Ainsi pour l’institutrice pacifiste (et féministe) Hélène Brion, pour avoir consulté personnellement son dossier professionnel, l’idée qu’elle aurait eu des enfants d’un émigré russe nous apparaît totalement fantaisiste. Et pour faire un jeu de mots qui précisera la question, un historien pantinois penserait que si dans la même pièce, il y avait une rousse et un Russe, c’est vers la première qu’Hélène Brion serait allée spontanément. Ceci ne voulant pas dire qu'elle n'ait pas pu avoir d'enfants mais pas d'un Russe. Nous avions rendu compte d’une BD intitulée Un long destin de sang où Hélène Brion est représentée en particulier dans son logement de fonction et d’autre part dans la série romanesque (pour collégiens et lycéens) Suzie la rebelle l’héroïne rencontre notre institutrice pantinoise.

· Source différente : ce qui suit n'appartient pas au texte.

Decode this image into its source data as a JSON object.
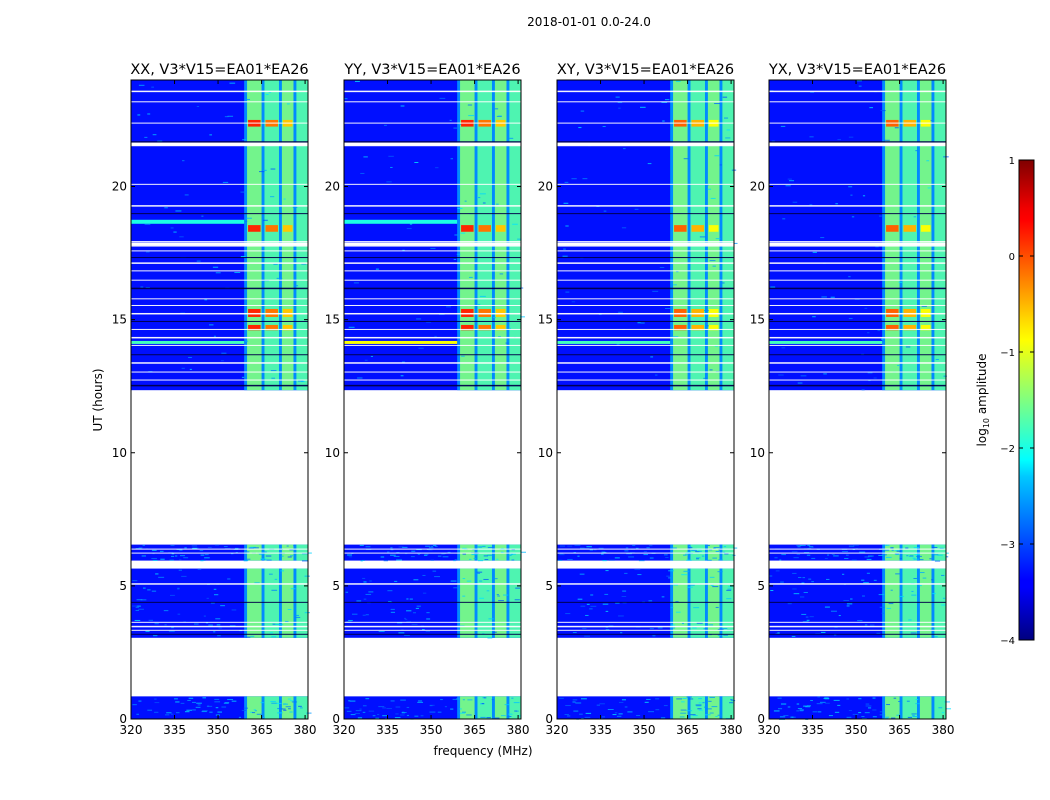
{
  "chart_data": {
    "type": "heatmap",
    "suptitle": "2018-01-01 0.0-24.0",
    "panels": [
      {
        "title": "XX, V3*V15=EA01*EA26"
      },
      {
        "title": "YY, V3*V15=EA01*EA26"
      },
      {
        "title": "XY, V3*V15=EA01*EA26"
      },
      {
        "title": "YX, V3*V15=EA01*EA26"
      }
    ],
    "xlabel": "frequency (MHz)",
    "ylabel": "UT (hours)",
    "xlim": [
      320,
      381
    ],
    "ylim": [
      0,
      24
    ],
    "xticks": [
      320,
      335,
      350,
      365,
      380
    ],
    "yticks": [
      0,
      5,
      10,
      15,
      20
    ],
    "colorbar": {
      "label": "log",
      "label_sub": "10",
      "label_rest": " amplitude",
      "range": [
        -4,
        1
      ],
      "ticks": [
        1,
        0,
        -1,
        -2,
        -3,
        -4
      ],
      "tick_labels": [
        "1",
        "0",
        "−1",
        "−2",
        "−3",
        "−4"
      ],
      "colormap": "jet"
    },
    "data_gaps_hours": [
      [
        0.85,
        3.05
      ],
      [
        5.65,
        5.95
      ],
      [
        6.55,
        12.35
      ]
    ],
    "rfi_band_mhz": [
      359,
      381
    ],
    "bright_channels_mhz": [
      [
        360,
        365
      ],
      [
        366,
        371
      ],
      [
        372,
        376
      ],
      [
        377,
        381
      ]
    ],
    "background_log10_amplitude": -3.3,
    "rfi_band_log10_amplitude": -1.5,
    "peak_log10_amplitude": 0.2
  }
}
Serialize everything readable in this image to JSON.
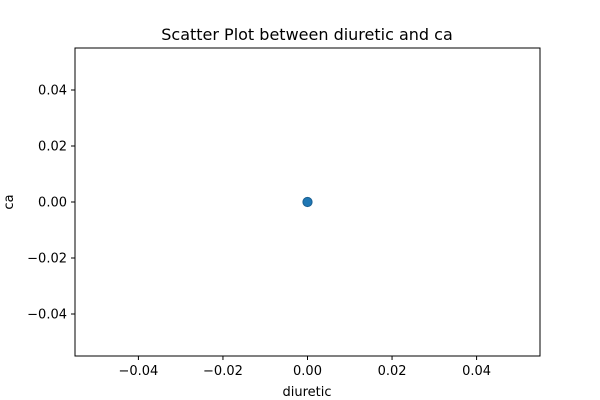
{
  "chart_data": {
    "type": "scatter",
    "title": "Scatter Plot between diuretic and ca",
    "xlabel": "diuretic",
    "ylabel": "ca",
    "xlim": [
      -0.055,
      0.055
    ],
    "ylim": [
      -0.055,
      0.055
    ],
    "x_ticks": [
      {
        "value": -0.04,
        "label": "−0.04"
      },
      {
        "value": -0.02,
        "label": "−0.02"
      },
      {
        "value": 0.0,
        "label": "0.00"
      },
      {
        "value": 0.02,
        "label": "0.02"
      },
      {
        "value": 0.04,
        "label": "0.04"
      }
    ],
    "y_ticks": [
      {
        "value": -0.04,
        "label": "−0.04"
      },
      {
        "value": -0.02,
        "label": "−0.02"
      },
      {
        "value": 0.0,
        "label": "0.00"
      },
      {
        "value": 0.02,
        "label": "0.02"
      },
      {
        "value": 0.04,
        "label": "0.04"
      }
    ],
    "grid": false,
    "points": [
      {
        "x": 0.0,
        "y": 0.0
      }
    ],
    "marker_color": "#1f77b4",
    "marker_edge_color": "#1a5f91"
  }
}
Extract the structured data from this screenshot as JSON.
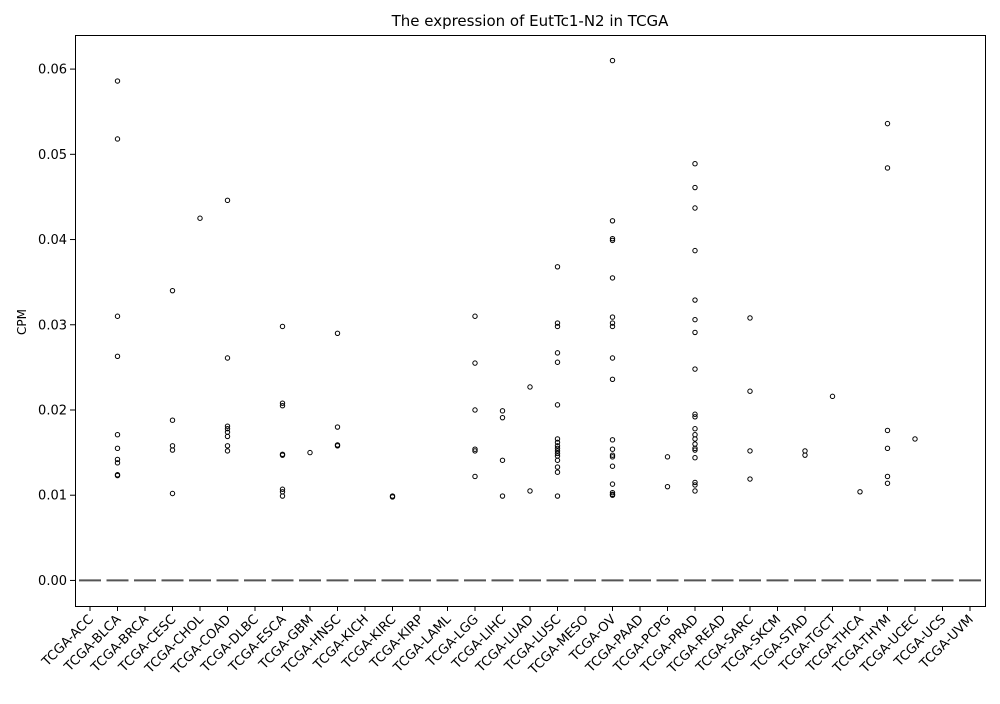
{
  "chart_data": {
    "type": "boxplot",
    "title": "The expression of EutTc1-N2 in TCGA",
    "xlabel": "",
    "ylabel": "CPM",
    "ylim": [
      -0.003,
      0.064
    ],
    "yticks": [
      0.0,
      0.01,
      0.02,
      0.03,
      0.04,
      0.05,
      0.06
    ],
    "ytick_labels": [
      "0.00",
      "0.01",
      "0.02",
      "0.03",
      "0.04",
      "0.05",
      "0.06"
    ],
    "grid": false,
    "box_color": "#555555",
    "outlier_edge_color": "#000000",
    "categories": [
      "TCGA-ACC",
      "TCGA-BLCA",
      "TCGA-BRCA",
      "TCGA-CESC",
      "TCGA-CHOL",
      "TCGA-COAD",
      "TCGA-DLBC",
      "TCGA-ESCA",
      "TCGA-GBM",
      "TCGA-HNSC",
      "TCGA-KICH",
      "TCGA-KIRC",
      "TCGA-KIRP",
      "TCGA-LAML",
      "TCGA-LGG",
      "TCGA-LIHC",
      "TCGA-LUAD",
      "TCGA-LUSC",
      "TCGA-MESO",
      "TCGA-OV",
      "TCGA-PAAD",
      "TCGA-PCPG",
      "TCGA-PRAD",
      "TCGA-READ",
      "TCGA-SARC",
      "TCGA-SKCM",
      "TCGA-STAD",
      "TCGA-TGCT",
      "TCGA-THCA",
      "TCGA-THYM",
      "TCGA-UCEC",
      "TCGA-UCS",
      "TCGA-UVM"
    ],
    "medians": [
      0,
      0,
      0,
      0,
      0,
      0,
      0,
      0,
      0,
      0,
      0,
      0,
      0,
      0,
      0,
      0,
      0,
      0,
      0,
      0,
      0,
      0,
      0,
      0,
      0,
      0,
      0,
      0,
      0,
      0,
      0,
      0,
      0
    ],
    "outliers": [
      [],
      [
        0.0586,
        0.0518,
        0.031,
        0.0263,
        0.0171,
        0.0155,
        0.0142,
        0.0138,
        0.0124,
        0.0123
      ],
      [],
      [
        0.034,
        0.0188,
        0.0158,
        0.0153,
        0.0102
      ],
      [
        0.0425
      ],
      [
        0.0446,
        0.0261,
        0.0181,
        0.0178,
        0.0174,
        0.0169,
        0.0158,
        0.0152
      ],
      [],
      [
        0.0298,
        0.0208,
        0.0205,
        0.0148,
        0.0147,
        0.0107,
        0.0104,
        0.0099
      ],
      [
        0.015
      ],
      [
        0.029,
        0.018,
        0.0159,
        0.0158
      ],
      [],
      [
        0.0099,
        0.0098
      ],
      [],
      [],
      [
        0.031,
        0.0255,
        0.02,
        0.0154,
        0.0152,
        0.0122
      ],
      [
        0.0199,
        0.0191,
        0.0141,
        0.0099
      ],
      [
        0.0227,
        0.0105
      ],
      [
        0.0368,
        0.0302,
        0.0298,
        0.0267,
        0.0256,
        0.0206,
        0.0166,
        0.0162,
        0.0158,
        0.0155,
        0.0152,
        0.0149,
        0.0146,
        0.0141,
        0.0133,
        0.0127,
        0.0099
      ],
      [],
      [
        0.061,
        0.0422,
        0.0401,
        0.0399,
        0.0355,
        0.0309,
        0.0302,
        0.0298,
        0.0261,
        0.0236,
        0.0165,
        0.0154,
        0.0147,
        0.0145,
        0.0134,
        0.0113,
        0.0103,
        0.0101,
        0.01
      ],
      [],
      [
        0.0145,
        0.011
      ],
      [
        0.0489,
        0.0461,
        0.0437,
        0.0387,
        0.0329,
        0.0306,
        0.0291,
        0.0248,
        0.0195,
        0.0192,
        0.0178,
        0.0171,
        0.0166,
        0.016,
        0.0155,
        0.0153,
        0.0144,
        0.0115,
        0.0112,
        0.0105
      ],
      [],
      [
        0.0308,
        0.0222,
        0.0152,
        0.0119
      ],
      [],
      [
        0.0152,
        0.0147
      ],
      [
        0.0216
      ],
      [
        0.0104
      ],
      [
        0.0536,
        0.0484,
        0.0176,
        0.0155,
        0.0122,
        0.0114
      ],
      [
        0.0166
      ],
      [],
      []
    ]
  }
}
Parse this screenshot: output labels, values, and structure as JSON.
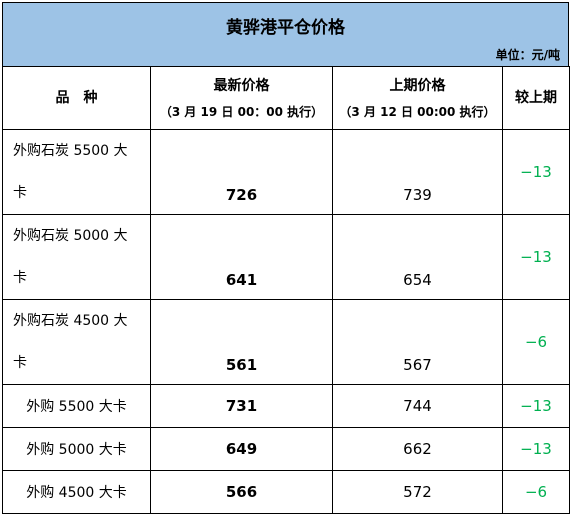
{
  "title": "黄骅港平仓价格",
  "unit": "单位：元/吨",
  "header": {
    "col1": "品　种",
    "col2": "最新价格",
    "col2_sub": "（3 月 19 日 00：00 执行）",
    "col3": "上期价格",
    "col3_sub": "（3 月 12 日 00:00 执行）",
    "col4": "较上期"
  },
  "rows": [
    {
      "name_line1": "外购石炭 5500 大",
      "name_line2": "卡",
      "latest": "726",
      "previous": "739",
      "change": "−13"
    },
    {
      "name_line1": "外购石炭 5000 大",
      "name_line2": "卡",
      "latest": "641",
      "previous": "654",
      "change": "−13"
    },
    {
      "name_line1": "外购石炭 4500 大",
      "name_line2": "卡",
      "latest": "561",
      "previous": "567",
      "change": "−6"
    },
    {
      "name": "外购 5500 大卡",
      "latest": "731",
      "previous": "744",
      "change": "−13"
    },
    {
      "name": "外购 5000 大卡",
      "latest": "649",
      "previous": "662",
      "change": "−13"
    },
    {
      "name": "外购 4500 大卡",
      "latest": "566",
      "previous": "572",
      "change": "−6"
    }
  ],
  "colors": {
    "title_band": "#9dc3e6",
    "change_text": "#00b050"
  }
}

Une fois mis ces bémols, nous n’aurions pas assez de place pour dire tout le bien que l’on doit penser de l’ouvrage. L’auteure n’hésite pas à traiter, à côté de points d’introduction, conclusion ou interrogation, son sujet en douze chapitres, à savoir par exemple les conditions de vie spécifiques qu’elles eurent en zone occupée (certaines étant victimes de déportations, d’autres de viols …), les espionnes (avec la mise en valeur de la Lorraine Mathilde Lebrun dont les performances semblent bien plus réelles que celles de Marthe Richard), les infirmières, les travailleuses en usine, la fermière (avec des références aux Gardiennes d’Ernest Pérochon), la sexualité consentie et bridée, la ménagère face aux restrictions … On aurait pu d’ailleurs mettre en valeur le fait que si les jupes se raccourcissent et les corsets disparaissent, cela a un lien avec l’entrée massive des femmes dans le monde du travail.